Le théâtre ayant probablement encore moins d'adeptes que la poésie chez les visiteurs de librairies, Laurent Gaudé et Actes Sud ont fait de cette pièce un roman. Excellente idée, comme si souvent chez l'auteur et l'éditeur.
Je n'ai jamais aimé qu'on me raconte des histoires. Tout petit déjà, pour m'endormir, ce n'était pas mon truc. Ca ne s'est pas arrangé avec l'âge bien que… si on y met quelques formes…
Bon, Laurent Gaudé a cette écriture qui me parle associée aux indignations qui me chatouillent. Je pense qu'il pourrait me lire ou me réécrire les pages jaunes de la Creuse en réussissant à me captiver. Mon objectivité est donc mise à rude épreuve, c'est vrai. Bref, Gaudé, c'est top.
Ai-je besoin de préciser que j'ai adoré ce bouquin ? Ai-je besoin de préciser que j'aime que Laurent Gaudé me raconte une histoire ?
J'ai aimé avoir cette impression d'être au coin du feu à écouter l'ancien, d'avoir la sensation que le temps s'est arrêté pour laisser à la nuit, le temps qu'il faut à une vie pour se répandre. Et puis ce sentiment que chaque virgule est une apnée, chaque point un sursis, quel pied !!!
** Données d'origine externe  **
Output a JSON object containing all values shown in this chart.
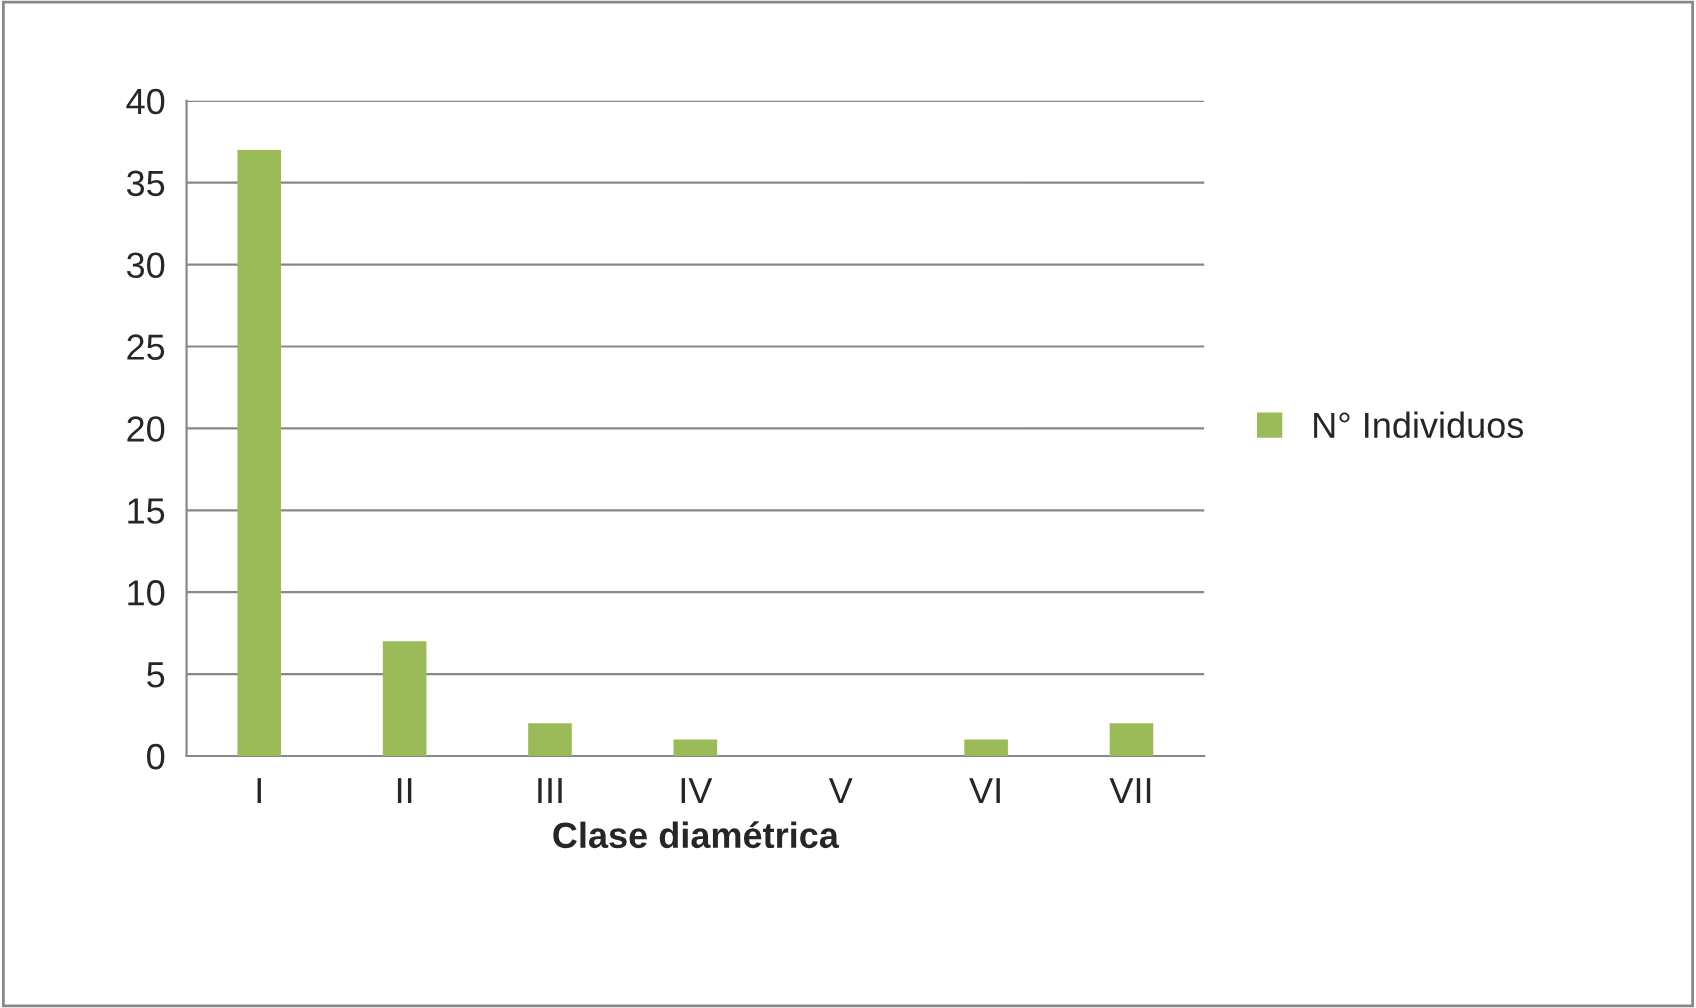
{
  "chart_data": {
    "type": "bar",
    "xlabel": "Clase diamétrica",
    "categories": [
      "I",
      "II",
      "III",
      "IV",
      "V",
      "VI",
      "VII"
    ],
    "series": [
      {
        "name": "N° Individuos",
        "color": "#9bbb59",
        "values": [
          37,
          7,
          2,
          1,
          0,
          1,
          2
        ]
      }
    ],
    "ylim": [
      0,
      40
    ],
    "yticks": [
      0,
      5,
      10,
      15,
      20,
      25,
      30,
      35,
      40
    ],
    "grid": "y",
    "legend": "right"
  }
}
En fait d'ancien, dans Salina c'est plutôt un ancien depuis moins longtemps que d'autres qui raconte mais le résultat est le même. L'Afrique, ce continent qui m'a toujours attiré, m'a happé dès la première page. Entre conte et légende, l'envoutement a été total. Je me suis vu sur une barque de pêcheur, écoutant parmi les autres, l'histoire de Salina racontée par Malaka. Malaka, lui « fils de l'énigme » en route pour porter sa mère vers sa dernière demeure sur l'île cimetière.
« Moi, Malaka, fils élevé dans le désert par une mère qui parlait aux pierres, je vais raconter Salina, la femme aux trois exils. Je vais dire ma mère qui gît là au fond de la barque, et le monde qui apparaîtra sera fait de poussière et de cris. »
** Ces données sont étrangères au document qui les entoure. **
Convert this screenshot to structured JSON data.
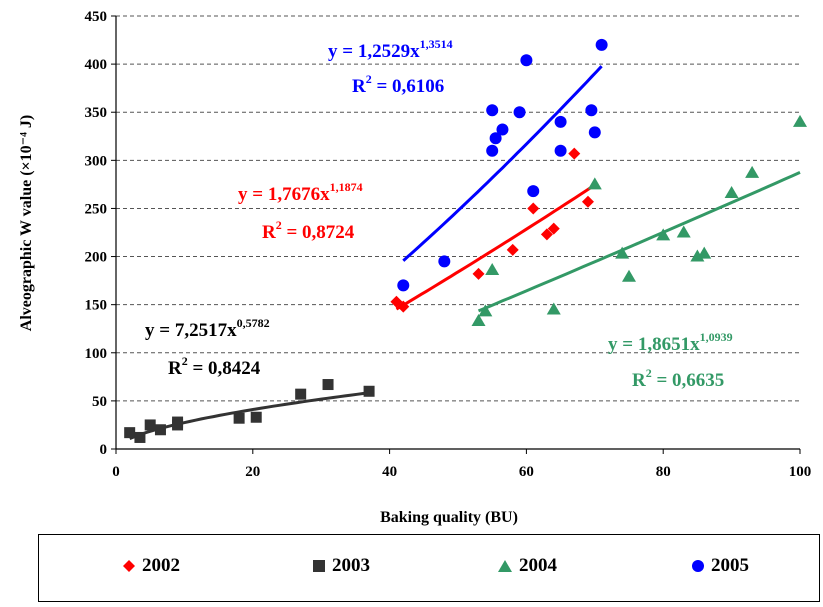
{
  "chart_data": {
    "type": "scatter",
    "title": "",
    "xlabel": "Baking quality (BU)",
    "ylabel": "Alveographic W value (×10⁻⁴ J)",
    "xlim": [
      0,
      100
    ],
    "ylim": [
      0,
      450
    ],
    "xticks": [
      "0",
      "20",
      "40",
      "60",
      "80",
      "100"
    ],
    "yticks": [
      "0",
      "50",
      "100",
      "150",
      "200",
      "250",
      "300",
      "350",
      "400",
      "450"
    ],
    "grid": "horizontal dashed",
    "legend_position": "bottom",
    "series": [
      {
        "name": "2002",
        "color": "#ff0000",
        "marker": "diamond",
        "points": [
          [
            41,
            153
          ],
          [
            42,
            148
          ],
          [
            53,
            182
          ],
          [
            58,
            207
          ],
          [
            61,
            250
          ],
          [
            63,
            223
          ],
          [
            64,
            229
          ],
          [
            67,
            307
          ],
          [
            69,
            257
          ]
        ],
        "trend": {
          "a": 1.7676,
          "b": 1.1874,
          "xmin": 41,
          "xmax": 70
        },
        "equation": "y = 1,7676x",
        "exponent": "1,1874",
        "r2_label": "R",
        "r2_sup": "2",
        "r2_value": " = 0,8724"
      },
      {
        "name": "2003",
        "color": "#333333",
        "marker": "square",
        "points": [
          [
            2,
            17
          ],
          [
            3.5,
            12
          ],
          [
            5,
            25
          ],
          [
            6.5,
            20
          ],
          [
            9,
            28
          ],
          [
            9,
            25
          ],
          [
            18,
            32
          ],
          [
            20.5,
            33
          ],
          [
            27,
            57
          ],
          [
            31,
            67
          ],
          [
            37,
            60
          ]
        ],
        "trend": {
          "a": 7.2517,
          "b": 0.5782,
          "xmin": 2,
          "xmax": 37
        },
        "equation": "y = 7,2517x",
        "exponent": "0,5782",
        "r2_label": "R",
        "r2_sup": "2",
        "r2_value": " = 0,8424"
      },
      {
        "name": "2004",
        "color": "#339966",
        "marker": "triangle",
        "points": [
          [
            53,
            133
          ],
          [
            54,
            143
          ],
          [
            55,
            186
          ],
          [
            64,
            145
          ],
          [
            70,
            275
          ],
          [
            74,
            203
          ],
          [
            75,
            179
          ],
          [
            80,
            222
          ],
          [
            83,
            225
          ],
          [
            85,
            200
          ],
          [
            86,
            203
          ],
          [
            90,
            266
          ],
          [
            93,
            287
          ],
          [
            100,
            340
          ]
        ],
        "trend": {
          "a": 1.8651,
          "b": 1.0939,
          "xmin": 53,
          "xmax": 100
        },
        "equation": "y = 1,8651x",
        "exponent": "1,0939",
        "r2_label": "R",
        "r2_sup": "2",
        "r2_value": " = 0,6635"
      },
      {
        "name": "2005",
        "color": "#0000ff",
        "marker": "circle",
        "points": [
          [
            42,
            170
          ],
          [
            48,
            195
          ],
          [
            55,
            352
          ],
          [
            55,
            310
          ],
          [
            55.5,
            323
          ],
          [
            56.5,
            332
          ],
          [
            59,
            350
          ],
          [
            60,
            404
          ],
          [
            61,
            268
          ],
          [
            65,
            340
          ],
          [
            65,
            310
          ],
          [
            69.5,
            352
          ],
          [
            70,
            329
          ],
          [
            71,
            420
          ]
        ],
        "trend": {
          "a": 1.2529,
          "b": 1.3514,
          "xmin": 42,
          "xmax": 71
        },
        "equation": "y = 1,2529x",
        "exponent": "1,3514",
        "r2_label": "R",
        "r2_sup": "2",
        "r2_value": " = 0,6106"
      }
    ]
  }
}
« Moi, Malaka, venu de si loin pour vous porter ma mère, je dois raconter maintenant le temps qui passe, inutile. Les heures de désoeuvrement et d'errance. Salina n'est plus rien pour personne. C'est de ce jour qu'elle commence à parler aux pierres, à haranguer les serpents. C'est de ce jour l'éclipse de son esprit, parfois, qui lui fait maudire les étoiles. »
Entre ces deux citations, une vie, la condition féminine, des traditions, une vengeance, le tout porté par une écriture qui correspond à mes attentes. le sujet est dur, violent mais rien n'est gratuit. Chaque mot est nécessaire, chaque mot est à sa place. Ce texte est empreint de poésie, comme un baume apaisant la rage de Salina.
Trois exils, trois ex ils… encore une perle.
S'il te plait Malaka, dessine-moi encore Salina.
S'il te plait m'sieur Gaudé, dessine-moi d'autres lettres sur d'autres pages.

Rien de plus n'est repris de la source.